Ni el pueblo ni los militares
Shirer, que en
esa época era corresponsal norteamericano en Berlín, dice que el 1 de setiembre
“después de pasearme por Berlín y hablar
con el hombre de la calle, anoté aquella mañana en mi diario: ´Todo el mundo
está contra la guerra. Las gentes hablan abiertamente. ¿Cómo un país puede
lanzarse a una guerra con una población tan hostil a la idea de combatir?´.”
La
respuesta, según Ian Kershaw, en su excelente biografía de Hitler, es que no
importaba que los alemanes no quisiesen la guerra. “Los ciudadanos
ordinarios, fuesen cuales fuesen sus temores,
no tenían poder para influir en el curso de los acontecimientos.” Simplemente
“decidió Hitler” que había sometido no solo al pueblo sino a las élites,
incluyendo la militar. (“Hitler”, vol. II)
La gran
mayoría de los militares evaluaba que si entraban a la guerra la perderían. El
general Heinz Guderian, propulsor y jefe del arma acorazada, rememora “No entramos en la guerra alegremente. Ningún
general la hubiera aconsejado”. (“Recuerdos de un soldado”).
Pero desde 1938,
Hitler había sometido al alto mando, expulsando a los que eran capaces de
enfrentarlo y ocupando él mismo el cargo de ministro de Defensa.
Megalómano
Una de las principales
razones que llevaron a Hitler a iniciar la guerra en 1939 fue su megalomanía. Él
se creía predestinado a imponer el dominio alemán en el mundo y además se
consideraba un genio militar. Lo dijo muchas veces.

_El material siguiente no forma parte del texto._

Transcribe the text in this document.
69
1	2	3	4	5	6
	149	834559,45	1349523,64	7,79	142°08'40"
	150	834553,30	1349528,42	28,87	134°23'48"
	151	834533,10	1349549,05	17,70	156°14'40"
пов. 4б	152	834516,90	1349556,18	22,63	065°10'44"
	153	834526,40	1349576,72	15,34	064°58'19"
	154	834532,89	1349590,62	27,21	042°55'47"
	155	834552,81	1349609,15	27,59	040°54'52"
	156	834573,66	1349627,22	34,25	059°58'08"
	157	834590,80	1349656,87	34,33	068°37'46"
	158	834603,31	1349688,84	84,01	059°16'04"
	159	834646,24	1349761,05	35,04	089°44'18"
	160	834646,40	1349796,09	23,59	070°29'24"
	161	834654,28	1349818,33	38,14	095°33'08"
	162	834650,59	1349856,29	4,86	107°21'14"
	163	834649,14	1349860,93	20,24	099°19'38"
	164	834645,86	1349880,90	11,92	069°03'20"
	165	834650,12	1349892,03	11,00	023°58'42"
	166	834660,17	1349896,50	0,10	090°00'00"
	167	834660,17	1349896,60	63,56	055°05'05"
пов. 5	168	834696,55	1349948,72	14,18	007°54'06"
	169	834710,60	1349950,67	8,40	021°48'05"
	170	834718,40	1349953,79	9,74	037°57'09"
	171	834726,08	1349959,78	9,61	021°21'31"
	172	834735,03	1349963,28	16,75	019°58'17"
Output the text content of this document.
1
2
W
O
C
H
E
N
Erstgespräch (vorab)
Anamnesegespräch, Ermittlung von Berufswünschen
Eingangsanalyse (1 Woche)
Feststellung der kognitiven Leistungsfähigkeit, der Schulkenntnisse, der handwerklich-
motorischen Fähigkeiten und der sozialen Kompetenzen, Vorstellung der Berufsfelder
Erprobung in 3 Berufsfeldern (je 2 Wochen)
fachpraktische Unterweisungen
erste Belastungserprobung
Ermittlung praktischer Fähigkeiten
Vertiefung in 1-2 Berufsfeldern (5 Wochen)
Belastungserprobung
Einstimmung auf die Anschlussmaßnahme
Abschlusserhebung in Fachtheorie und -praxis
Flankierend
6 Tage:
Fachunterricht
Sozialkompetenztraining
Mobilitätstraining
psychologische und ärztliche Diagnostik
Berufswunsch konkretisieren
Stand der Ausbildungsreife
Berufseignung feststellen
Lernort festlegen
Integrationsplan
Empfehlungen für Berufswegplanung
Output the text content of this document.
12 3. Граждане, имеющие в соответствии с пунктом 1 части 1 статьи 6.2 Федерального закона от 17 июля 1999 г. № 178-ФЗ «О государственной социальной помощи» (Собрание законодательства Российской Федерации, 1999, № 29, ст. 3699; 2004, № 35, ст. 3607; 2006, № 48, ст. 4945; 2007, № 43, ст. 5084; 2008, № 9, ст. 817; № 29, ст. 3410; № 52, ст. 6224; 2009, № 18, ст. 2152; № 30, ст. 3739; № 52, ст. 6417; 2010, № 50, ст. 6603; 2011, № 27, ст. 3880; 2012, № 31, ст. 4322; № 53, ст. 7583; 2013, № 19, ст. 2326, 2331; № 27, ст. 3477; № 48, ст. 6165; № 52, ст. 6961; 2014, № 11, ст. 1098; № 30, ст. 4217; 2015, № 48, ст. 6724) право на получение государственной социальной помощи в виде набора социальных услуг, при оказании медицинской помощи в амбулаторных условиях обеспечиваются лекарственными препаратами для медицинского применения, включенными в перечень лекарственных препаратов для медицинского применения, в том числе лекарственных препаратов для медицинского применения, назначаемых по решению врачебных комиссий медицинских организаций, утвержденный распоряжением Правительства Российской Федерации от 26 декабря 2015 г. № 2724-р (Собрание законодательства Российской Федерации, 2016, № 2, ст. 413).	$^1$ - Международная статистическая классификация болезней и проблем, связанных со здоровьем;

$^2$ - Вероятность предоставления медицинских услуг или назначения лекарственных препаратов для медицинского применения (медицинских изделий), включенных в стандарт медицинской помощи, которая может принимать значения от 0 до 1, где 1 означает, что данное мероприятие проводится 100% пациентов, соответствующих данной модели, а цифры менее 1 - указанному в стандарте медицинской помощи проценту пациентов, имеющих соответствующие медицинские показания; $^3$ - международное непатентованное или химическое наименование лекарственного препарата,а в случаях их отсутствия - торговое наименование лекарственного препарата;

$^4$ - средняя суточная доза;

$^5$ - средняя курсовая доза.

El embajador británico
Neville Henderson, enviado apresuradamente al refugio del Führer en
Berchtesgaden para tratar de evitar el conflicto una semana antes del inicio de
la guerra, el 24 de agosto, informó a su ministerio que Hitler le dijo que “él
tenía cincuenta años (...) y prefería hacer la guerra ahora antes que a los
cincuenta y cinco o sesenta”. (Shirer).
Kershaw
relata que dijo algo parecido el 22 de agosto en Berchtesgaden, donde reunió al
alto mando de las fuerzas armadas, medio centenar de oficiales, y les informó
de su decisión de declarar la guerra. Un argumento central fue que “todo
depende básicamente de mi, de mi existencia, debido a mis dotes políticas”. Tenía
que iniciar la guerra antes de que enfermara o muriera.
La lección
es sencilla: un demente con poder absoluto, sin controles, puede desatar una
catástrofe de proporciones inimaginables.